Поднялись наверх. Солнышко, зяблики поют. Теплынь. Скоро зазвонили. Володя посетовал: «Уже устали за Пасху. Сейчас еще ничего – только часа два и звонили, а в первые два дня, кажется, только два часа и не звонили».
Скоро батюшка пришел в белом подряснике и греческой скуфейке, похожий скорей на бердичевского раввина, а там и Амвросий в такой же плоской круглой скуфье – этот вышел вылитый турок. Привыкнешь к одному виду, так другой сразу все меняет. Иван уже смеется: «Эх, надо бы по руке-то молотком шибануть. Не распухла. Придется на почту идти». А там уж и отец Иоасаф с миской. Батюшка смеется: «Рыбьи головы несет». Отец Иоасаф обмирает: «Прозорливец! Как узнал?» Поднимает крышку – точно. «Чутье у меня. Я их люблю и, как Петр Петрович Петух у Гоголя – осетра в пироге, за версту чувствую».

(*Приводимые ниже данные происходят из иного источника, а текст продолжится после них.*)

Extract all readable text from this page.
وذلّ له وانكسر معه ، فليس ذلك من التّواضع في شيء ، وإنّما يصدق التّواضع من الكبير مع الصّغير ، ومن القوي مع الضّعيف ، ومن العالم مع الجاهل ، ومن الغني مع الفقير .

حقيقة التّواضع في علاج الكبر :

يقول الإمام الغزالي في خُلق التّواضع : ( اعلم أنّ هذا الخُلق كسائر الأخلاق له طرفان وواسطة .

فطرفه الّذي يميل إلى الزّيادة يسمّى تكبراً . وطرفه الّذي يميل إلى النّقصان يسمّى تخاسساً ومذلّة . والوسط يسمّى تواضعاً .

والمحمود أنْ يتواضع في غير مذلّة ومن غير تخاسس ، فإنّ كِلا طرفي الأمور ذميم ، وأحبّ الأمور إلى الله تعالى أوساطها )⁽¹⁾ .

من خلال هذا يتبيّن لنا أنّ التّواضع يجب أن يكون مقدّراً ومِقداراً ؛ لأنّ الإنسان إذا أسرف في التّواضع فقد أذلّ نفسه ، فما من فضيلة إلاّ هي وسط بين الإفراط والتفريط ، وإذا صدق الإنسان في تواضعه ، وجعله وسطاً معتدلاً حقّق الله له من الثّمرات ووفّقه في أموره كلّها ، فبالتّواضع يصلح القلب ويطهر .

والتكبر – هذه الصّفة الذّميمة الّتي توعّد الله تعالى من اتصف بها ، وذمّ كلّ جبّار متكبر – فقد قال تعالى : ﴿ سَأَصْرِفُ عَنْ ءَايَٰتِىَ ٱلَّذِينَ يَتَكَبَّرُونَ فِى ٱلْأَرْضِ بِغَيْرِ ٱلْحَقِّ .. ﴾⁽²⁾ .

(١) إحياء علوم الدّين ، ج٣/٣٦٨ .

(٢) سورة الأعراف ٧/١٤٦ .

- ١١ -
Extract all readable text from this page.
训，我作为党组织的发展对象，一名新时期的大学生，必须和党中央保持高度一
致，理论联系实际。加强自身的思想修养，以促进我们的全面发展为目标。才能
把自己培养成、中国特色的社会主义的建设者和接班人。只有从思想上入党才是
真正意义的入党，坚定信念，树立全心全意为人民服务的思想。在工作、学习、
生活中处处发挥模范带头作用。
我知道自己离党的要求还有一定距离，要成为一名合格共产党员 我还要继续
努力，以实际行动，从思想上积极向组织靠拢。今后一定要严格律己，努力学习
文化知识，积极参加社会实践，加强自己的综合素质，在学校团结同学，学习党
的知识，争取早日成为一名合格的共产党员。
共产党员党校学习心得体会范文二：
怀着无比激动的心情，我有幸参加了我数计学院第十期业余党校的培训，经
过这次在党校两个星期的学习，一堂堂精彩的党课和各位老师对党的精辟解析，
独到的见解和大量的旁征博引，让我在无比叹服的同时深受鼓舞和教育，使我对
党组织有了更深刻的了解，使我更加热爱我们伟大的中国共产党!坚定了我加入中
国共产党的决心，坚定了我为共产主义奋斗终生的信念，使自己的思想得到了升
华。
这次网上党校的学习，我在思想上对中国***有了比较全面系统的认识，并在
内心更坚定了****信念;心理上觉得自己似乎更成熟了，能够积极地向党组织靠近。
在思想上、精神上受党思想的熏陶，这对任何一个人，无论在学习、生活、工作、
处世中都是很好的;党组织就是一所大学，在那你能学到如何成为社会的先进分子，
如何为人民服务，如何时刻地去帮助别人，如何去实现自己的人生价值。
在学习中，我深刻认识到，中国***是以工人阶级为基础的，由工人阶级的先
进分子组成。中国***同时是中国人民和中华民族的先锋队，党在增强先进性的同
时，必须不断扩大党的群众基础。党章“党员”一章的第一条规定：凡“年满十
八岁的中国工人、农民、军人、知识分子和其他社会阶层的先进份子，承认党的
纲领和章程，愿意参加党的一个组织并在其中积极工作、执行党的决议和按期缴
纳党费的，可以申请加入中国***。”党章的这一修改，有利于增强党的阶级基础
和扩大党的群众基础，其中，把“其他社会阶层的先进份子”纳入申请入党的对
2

Они уходят наверх, пристраиваются на пенек и весело поплевывают костями. Снимаю «на карточку». Отец Иоасаф:
– Давайте, давайте, смиряйте нас – вот, мол, какое нынче в монастыре «умное делание»… А коли писать надумаете, то и Митрофана Дмитриевича, и Ваньку за компанию вставьте – нечего им тут отдельно стоять. И про меня – про головы не обязательно, а что Кликуша – можно. И как батюшка отца Амвросия гоняет, напишите. Ох, батюшка, сделаешь ты его святым при таких подвигах смирения.
– Ничего. Пускай становится. Ну чего встал (это уже отцу Амвросию). Уже святой, что ли? Иди чай завари.
– Английского?
– Китайского.
11 мая 1990
В келью бочком с порога протискивается послушник Александр. Докладывает:
– Сегодня по старому календарю двадцать восьмое апреля. День семинадесять апостолов, Керкиры-девы (послушание вырабатывает привычку жить строго по церковному календарю).
– Стой, стой! Каких семнадцати апостолов?
– Семинадесять…
– Так семнадцати или семидесяти?
– Семинадесять…
– Вот бестолковый! «Семинадесять» – это только семнадцать, а не семьдесят. Ну ладно. И каких?
– Керкиры-девы… и… – Александр сбивается и умолкает.